ANKARA - In a three-hour briefing, Turkey’s new negotiator for EU talks, Egemen Bağış, responds to questions one by one from the members of Parliament’s EU Commission and sought support from ruling and opposition party deputies
"We’ll continue opposing any alternative other than full membership," Egemen Bağış told the members of Parliament’s EU Harmonization Commission. He briefed the deputies about the course of the Turkish-EU talks and the country’s National Program, a roadmap to advance the country’s bid to join the bloc. Bağış noted that the EU was Turkey’s dietician.
A long-lasting debate on separating Foreign Minister Ali Babacan’s two hats came to an end this month, with the government picking a new negotiator for its EU bid. Before Prime Minister Recep Tayyip Erdoğan’s scheduled visit to Brussels early this week, Bağış was appointed chief negotiator and was welcomed by EU officials as a signal of the government’s willingness to revive the stalled reforms at a time when Ankara was coming under fire for failing to live up to its obligations for accession.
At yesterday’s three-hour briefing, Bağış responded to questions one by one from the members of the parliamentary commission and sought support from ruling and opposition party deputies.
Osman Coşkunoğlu of the main opposition Republican People’s Party, or CHP, said the government’s decision to pick a new negotiator came late, while claiming that the National Program was the roadmap of the ruling party. Another deputy from the CHP Şükrü Elekdağ said the National Program was a modernization project. The National Program recently approved by President Abdullah Gül is a blueprint detailing the country’s short and long term commitments to fulfill the reforms required to join the EU.
In response, Bağış said the government was conducting the negotiations with the EU without making concessions on the national policy and said the outcome of the accession talks was full membership.
He said some European politicians were making statements as if there were other alternatives to Turkey’s full membership and stressed that such remarks meant nothing.
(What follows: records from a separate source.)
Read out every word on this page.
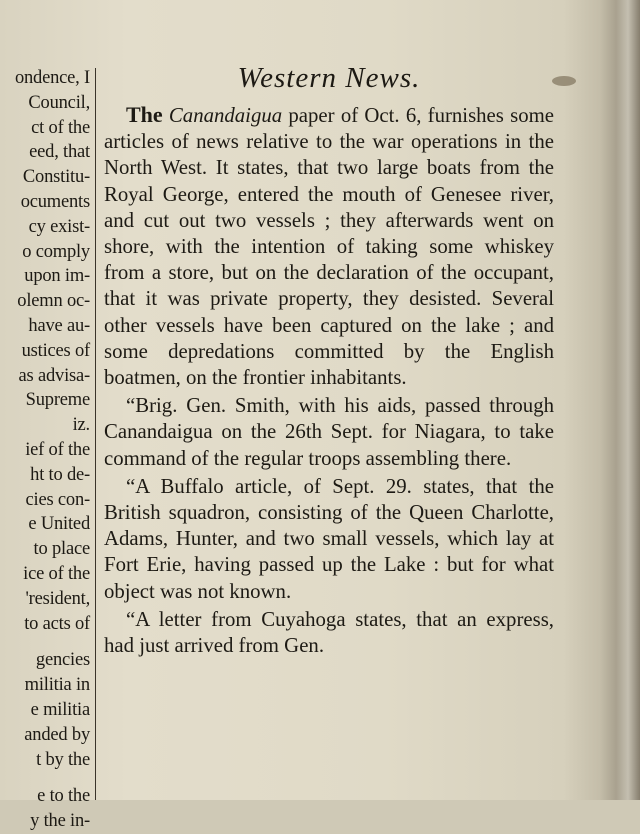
ondence, I
Council,
ct of the
eed, that
Constitu-
ocuments
cy exist-
o comply
upon im-
olemn oc-
have au-
ustices of
as advisa-
Supreme
iz.
ief of the
ht to de-
cies con-
e United
to place
ice of the
'resident,
to acts of
gencies
militia in
e militia
anded by
t by the
e to the
y the in-
Western News.

The Canandaigua paper of Oct. 6, furnishes some articles of news relative to the war operations in the North West. It states, that two large boats from the Royal George, entered the mouth of Genesee river, and cut out two vessels ; they afterwards went on shore, with the intention of taking some whiskey from a store, but on the declaration of the occupant, that it was private property, they desisted. Several other vessels have been captured on the lake ; and some depredations committed by the English boatmen, on the frontier inhabitants.

“Brig. Gen. Smith, with his aids, passed through Canandaigua on the 26th Sept. for Niagara, to take command of the regular troops assembling there.

“A Buffalo article, of Sept. 29. states, that the British squadron, consisting of the Queen Charlotte, Adams, Hunter, and two small vessels, which lay at Fort Erie, having passed up the Lake : but for what object was not known.

“A letter from Cuyahoga states, that an express, had just arrived from Gen.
Bağış also explained the government’s position toward the Cyprus issue and recalled how Prime Minister Recep Tayyip Erdoğan stuck at the table at an EU summit due to the Cyprus row.
He underlined that the EU was Turkey’s dietician. "We know we should observe a diet in order to lead a healthy life but we face difficulties while doing so. I liken the EU criteria to a dietician’s prescription. 27 nations that use this prescription are living under more contemporary and democratic conditions. The National Program we drafted is a modernization project," Bağış said.
EU Secretary General Ambassador Oğuz Demiralp responded to technical questions posed by the deputies. He said the issues related to Cyprus and Greece were included in the introductory part of the National Program in order to stress that Turkey’s policy would not change due to certain approaches adopted by the EU. Demiralp added the issue of financing politics was also covered in the program and that a law was being drafted on the issue.